Working It O-U-T

Nov 1, 2011 | 2011 Fall - Out in the Workplace, Articles

By Chiquita Violette

Ever since I started my coming out process, deciding whether, when, and to whom I come out to at work has been sort of like dipping my foot into the pool to test the waters. The first job I came out at was a retail store that sold music-themed, alternative, Goth-styled and pop-culture referencing clothing. It was very easy for me to come out there, and I actually did it during my interview. My soon-to-be store manager, Jeremy Henry, was openly gay and he let me know up front that this was an LGBT-friendly company. This fact became really clear to me during Pride Season, when all the rainbow and LGBT-themed clothing was put on display. He told me, when I asked about mentioning him for this newsletter, “Yes, of course girl! …We gotta be proud. We can’t hide anymore. That’s the environment I want for all of my employees. They shouldn’t have to hide themselves in order to make a paycheck. Come as you are.” I have so many happy and hilarious memories working at that store – that’s my family!

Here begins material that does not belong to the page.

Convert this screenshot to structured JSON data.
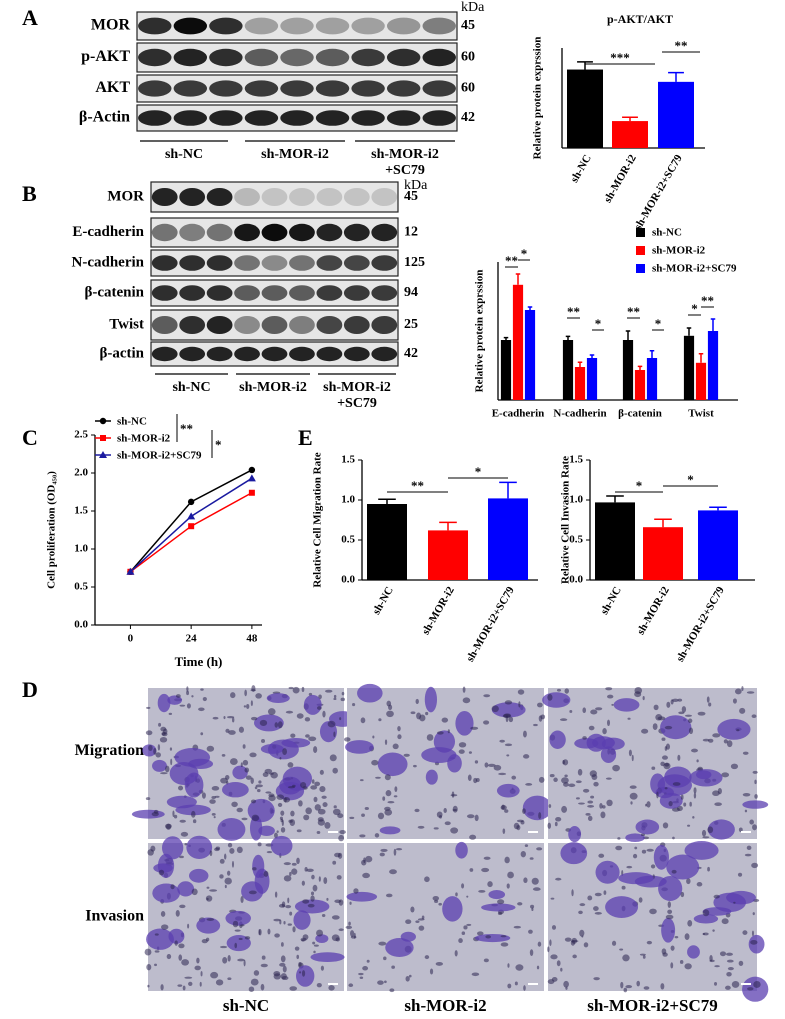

For a couple of seasons, I worked at a tax preparation office and came out to two co-workers, one of whom is now a best friend. The other wasn’t so accepting. She was very surprised, and somewhat disapproving. Needless to say, she and I didn’t get along quite as well. To clients that happened to be very out and open or talked fondly about LGBT friends or relatives, I shared that I was also “family” and they seemed to be either very accepting or curious about it. A part of me wanted to be fully out, but at the same time, this particular office was overflowing with drama and I didn’t care too much to have my sexual orientation be a part of the gossip. Also, the waters here weren’t as welcoming as at my retail job. I decided that there are some instances where I don’t have to come out, not because I’m afraid but because I like privacy and I am aware that there are some people who are intolerant and stuck in their ways.

Through these experiences, I learned that picking and choosing seems to be the best way for me to out myself at work. I survey my surroundings to see if there might be out and open members of the LGBT family. I recently took a training class for my new job. On the first day, one woman shared that she was a femme lesbian who loves studs and bois. I almost immediately came out to her. At lunch she and I got together with Paloma, another coworker, and talked about sexual orientation and who else at work is queer-identified. Paloma, a straight ally, told us that her best friend is a pre-op, male-to-female transgender. We also have an openly gay man in our class and everyone seems accepting. As the weeks went on, a few more women in our training class have expressed that they too have had relationships with women, though most of them are currently in relationships with men. So, far there seems to be quite a few of us at this company who are out and the place seems quite LGBT-friendly. I’m very glad about that. Work can be stressful enough without having to worry about being harassed or hated just for being who you are. I prefer and enjoy work more in a “come as you are” setting.

Chiquita is a working it o-u-t, proud, bi woman in Dallas, TX, a friend of former boss Jeremy Henry, and an avid fan of his Haus of Glitch music.